Cloud Atlas, an adaptation of the 2004 novel of the same name by David Mitchell, is the most expensive independent film ever made and it looks amazing.

The costumes are striking and add layers to the production

Bringing together the Wachowskis (The Matrix trilogy and Speed Racer) and Tom Tykwer (Run Lola Run) was inevitably enough going to bring something unique to the big screen. Their main challenge was to translate the complex and ingenious structure of the novel on to film but they do this in an excellent manner.

Cloud Atlas follows seven different stories, set in different time frames, starring recurrent actors/characters.

In 1849, in the South Pacific, American lawyer Adam Ewing (Jim Sturgess) is about to meet Reverend Gilles Horrox (Hugh Grant) on business matters. There he is shocked by how the slaves are treated, particularly by Autua’s (David Gyasi) whipping. He also has to survive Dr Goose’s (Tom Hanks) machinations.

In 1936, in Cambridge, England, and in Edinburgh, Scotland, we meet Robert Frobisher (Ben Whishaw), a bisexual English musician. He works as an amanuensis to composer Vyvyan Ayrs (Jim Broadbent) while composing his own musical piece The Cloud Atlas Sextext. When he is blackmailed by Ayrs, and having read Ewing’s journal, matters escalate.

In 1973, in California, journalist Luisa Rey (Halle Berry) meets Rufus Sixsmith (James D’Arcy) who had been Frobisher’s lover and who is a nuclear scientist. He tips her of an impending nuclear incident. Rey finds the letters written by Frobisher to Sixsmith, including the Ewing story. The world derails once again as a plot escalates.

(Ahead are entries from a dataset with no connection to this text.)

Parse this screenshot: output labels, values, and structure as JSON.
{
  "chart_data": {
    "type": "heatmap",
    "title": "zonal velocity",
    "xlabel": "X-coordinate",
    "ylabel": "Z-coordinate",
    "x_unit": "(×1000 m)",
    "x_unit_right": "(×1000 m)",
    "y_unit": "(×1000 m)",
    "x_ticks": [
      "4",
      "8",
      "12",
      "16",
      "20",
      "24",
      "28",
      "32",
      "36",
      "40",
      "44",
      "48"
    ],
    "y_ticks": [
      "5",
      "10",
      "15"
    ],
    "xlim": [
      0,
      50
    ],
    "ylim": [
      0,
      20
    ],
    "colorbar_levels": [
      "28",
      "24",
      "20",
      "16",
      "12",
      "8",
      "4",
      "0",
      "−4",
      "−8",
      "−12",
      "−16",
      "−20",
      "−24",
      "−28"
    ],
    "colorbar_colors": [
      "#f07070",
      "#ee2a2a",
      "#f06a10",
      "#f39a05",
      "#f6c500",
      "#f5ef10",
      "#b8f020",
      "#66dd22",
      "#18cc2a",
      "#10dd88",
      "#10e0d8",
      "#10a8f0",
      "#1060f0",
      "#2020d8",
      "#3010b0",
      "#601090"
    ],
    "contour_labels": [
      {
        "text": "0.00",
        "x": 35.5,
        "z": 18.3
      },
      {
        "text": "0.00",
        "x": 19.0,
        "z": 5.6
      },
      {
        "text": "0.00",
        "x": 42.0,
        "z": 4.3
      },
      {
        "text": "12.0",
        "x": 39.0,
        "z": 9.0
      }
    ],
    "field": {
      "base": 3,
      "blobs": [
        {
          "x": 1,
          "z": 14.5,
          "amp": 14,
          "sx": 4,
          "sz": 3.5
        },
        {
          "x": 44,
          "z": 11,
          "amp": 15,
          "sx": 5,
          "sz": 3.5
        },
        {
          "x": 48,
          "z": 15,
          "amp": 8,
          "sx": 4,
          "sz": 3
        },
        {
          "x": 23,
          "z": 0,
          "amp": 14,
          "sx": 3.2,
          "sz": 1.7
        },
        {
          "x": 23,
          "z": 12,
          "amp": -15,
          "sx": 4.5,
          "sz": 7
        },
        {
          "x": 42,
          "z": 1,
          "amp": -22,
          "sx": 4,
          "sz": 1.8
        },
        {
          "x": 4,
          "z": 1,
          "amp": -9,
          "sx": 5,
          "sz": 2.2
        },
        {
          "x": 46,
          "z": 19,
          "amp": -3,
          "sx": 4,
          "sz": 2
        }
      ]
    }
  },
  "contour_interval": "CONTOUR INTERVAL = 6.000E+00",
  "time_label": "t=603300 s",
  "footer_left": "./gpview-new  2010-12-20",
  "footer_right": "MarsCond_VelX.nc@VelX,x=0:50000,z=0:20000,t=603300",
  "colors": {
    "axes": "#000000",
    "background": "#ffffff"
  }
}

In 2012, in the UK, Timothy Cavendish (Broadbent) is a publisher who gets involved with a gangster author that leads to him being tricked and locked in a retirement home. Here he receives a manuscript with Luisa Rey’s life and so he writes his own life story.

In 2144, in Neo Seoul, clone Sonmi-451 (Doona Bae) is treated as a slave and worse. After seeing a film about Cavendish’s life, she is inspired to lead a rebellion and make a public broadcast.

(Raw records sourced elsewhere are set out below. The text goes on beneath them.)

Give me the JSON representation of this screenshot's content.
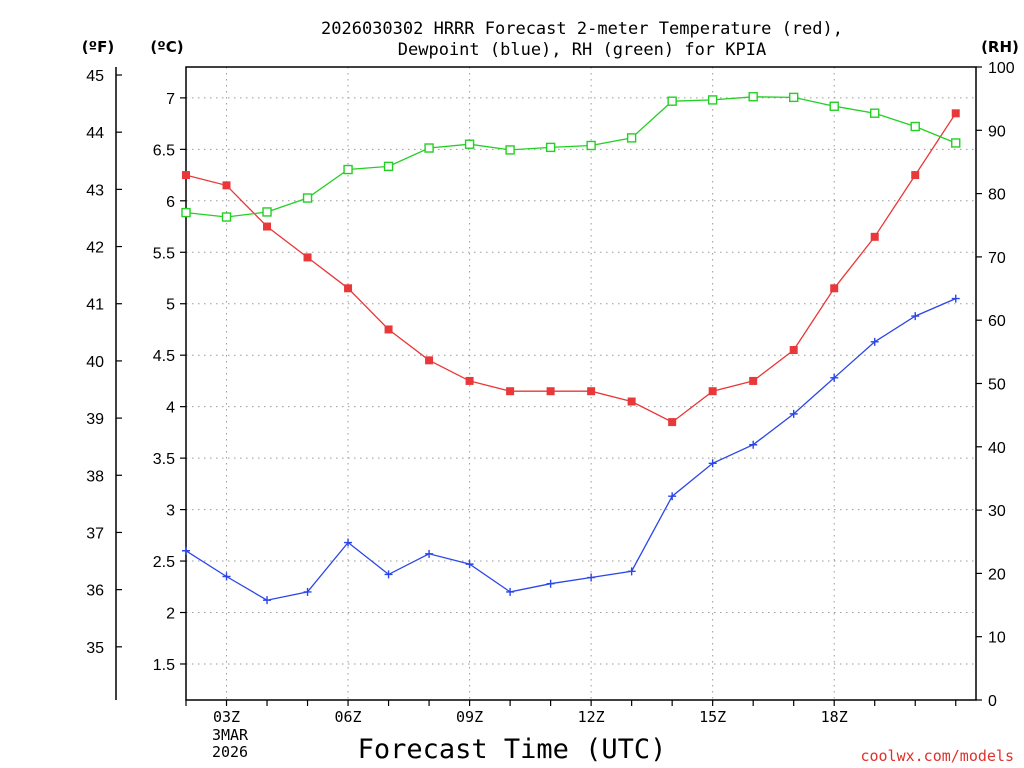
{
  "title": {
    "line1": "2026030302 HRRR Forecast 2-meter Temperature (red),",
    "line2": "Dewpoint (blue), RH (green) for KPIA"
  },
  "units": {
    "left_f": "(ºF)",
    "left_c": "(ºC)",
    "right_rh": "(RH)"
  },
  "xlabel": "Forecast Time (UTC)",
  "credit": "coolwx.com/models",
  "date_label": {
    "line1": "3MAR",
    "line2": "2026"
  },
  "colors": {
    "temperature": "#e8383a",
    "dewpoint": "#2b46e8",
    "rh": "#22d022",
    "grid": "#9a9a9a"
  },
  "chart_data": {
    "type": "line",
    "x": [
      2,
      3,
      4,
      5,
      6,
      7,
      8,
      9,
      10,
      11,
      12,
      13,
      14,
      15,
      16,
      17,
      18,
      19,
      20,
      21
    ],
    "x_range": [
      2,
      21.5
    ],
    "x_ticks": [
      {
        "hour": 3,
        "label": "03Z"
      },
      {
        "hour": 6,
        "label": "06Z"
      },
      {
        "hour": 9,
        "label": "09Z"
      },
      {
        "hour": 12,
        "label": "12Z"
      },
      {
        "hour": 15,
        "label": "15Z"
      },
      {
        "hour": 18,
        "label": "18Z"
      }
    ],
    "y_celsius": {
      "range": [
        1.15,
        7.3
      ],
      "ticks": [
        1.5,
        2,
        2.5,
        3,
        3.5,
        4,
        4.5,
        5,
        5.5,
        6,
        6.5,
        7
      ],
      "tick_labels": [
        "1.5",
        "2",
        "2.5",
        "3",
        "3.5",
        "4",
        "4.5",
        "5",
        "5.5",
        "6",
        "6.5",
        "7"
      ]
    },
    "y_fahrenheit": {
      "ticks": [
        35,
        36,
        37,
        38,
        39,
        40,
        41,
        42,
        43,
        44,
        45
      ],
      "tick_labels": [
        "35",
        "36",
        "37",
        "38",
        "39",
        "40",
        "41",
        "42",
        "43",
        "44",
        "45"
      ]
    },
    "y_rh": {
      "range": [
        0,
        100
      ],
      "ticks": [
        0,
        10,
        20,
        30,
        40,
        50,
        60,
        70,
        80,
        90,
        100
      ],
      "tick_labels": [
        "0",
        "10",
        "20",
        "30",
        "40",
        "50",
        "60",
        "70",
        "80",
        "90",
        "100"
      ]
    },
    "series": [
      {
        "name": "Temperature",
        "axis": "celsius",
        "marker": "filled-square",
        "color": "#e8383a",
        "values": [
          6.25,
          6.15,
          5.75,
          5.45,
          5.15,
          4.75,
          4.45,
          4.25,
          4.15,
          4.15,
          4.15,
          4.05,
          3.85,
          4.15,
          4.25,
          4.55,
          5.15,
          5.65,
          6.25,
          6.85
        ]
      },
      {
        "name": "Dewpoint",
        "axis": "celsius",
        "marker": "plus",
        "color": "#2b46e8",
        "values": [
          2.6,
          2.35,
          2.12,
          2.2,
          2.68,
          2.37,
          2.57,
          2.47,
          2.2,
          2.28,
          2.34,
          2.4,
          3.13,
          3.45,
          3.63,
          3.93,
          4.28,
          4.63,
          4.88,
          5.05
        ]
      },
      {
        "name": "RH",
        "axis": "rh",
        "marker": "open-square",
        "color": "#22d022",
        "values": [
          77,
          76.3,
          77.1,
          79.3,
          83.8,
          84.3,
          87.2,
          87.8,
          86.9,
          87.3,
          87.6,
          88.8,
          94.6,
          94.8,
          95.3,
          95.2,
          93.8,
          92.7,
          90.6,
          88
        ]
      }
    ]
  }
}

In The Big Island, 106 winters after a nuclear holocaust, Zachry (Hanks) lives with other tribesmen who worship the goddess Sonmi. He is visited by Meronym (Berry), a prescient who wants him to guide her to Cloud Atlas, a communications station.

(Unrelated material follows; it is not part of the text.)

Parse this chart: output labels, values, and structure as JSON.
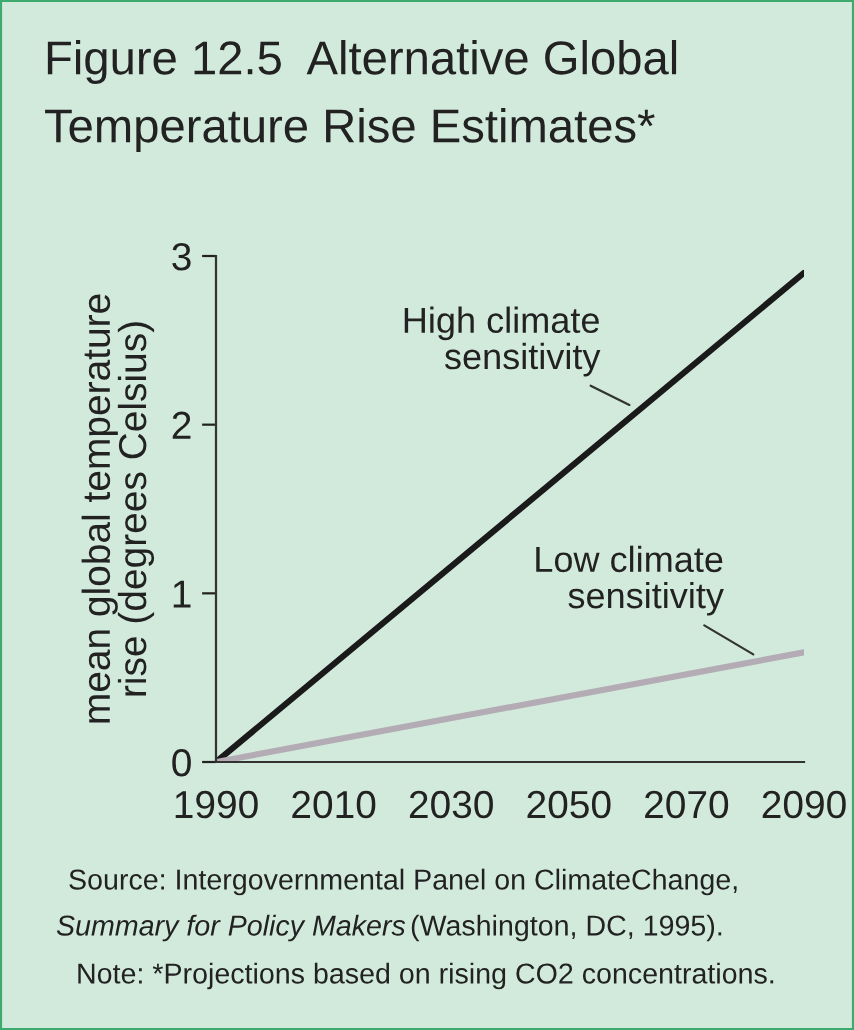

The final time frame is decades after this and serves to tie up all the stories.

First off, one has to applaud the production for delivering such an ambitious film.

It starts off slowly but after the first hour, the strands start to fall into place and a sense of coherency kicks in.

I really enjoyed the fact that the film has an unhurried pace to it, letting one literally immerse himself in the picture and wander through its magnificent maze of visuals, emotions, settings and characters. I was amazed by the visual flair, even though with the directors’ background, this should have been a given.

It should also be noted that this is the first film that Larry Wachowski, who has undergone a sex change operation, is directing under his new name, Lana.

Special praise is to be showered on the make-up artists as the actors we know so well change looks in ways one would never expect.

The costumes are striking and add layers to the production. The cast is uniformly good.

This film is very hard to describe, and it’s only when one sees it, and its unique structure, that one can really appreciate it.

I would compare Cloud Atlas to a trapeze artist, who is always on the verge of tipping over, yet manages to walk the tightrope just fine.

I refer to this film as an experience, which is becoming even rarer these days, as each subsequent film becomes more and more of a commercial venture.

It also defies the odds and despite its complexities, Cloud Atlas manages to tie everything together and ends in a very satisfying manner.

The film also delivers the message that whatever our deeds, we are all the same.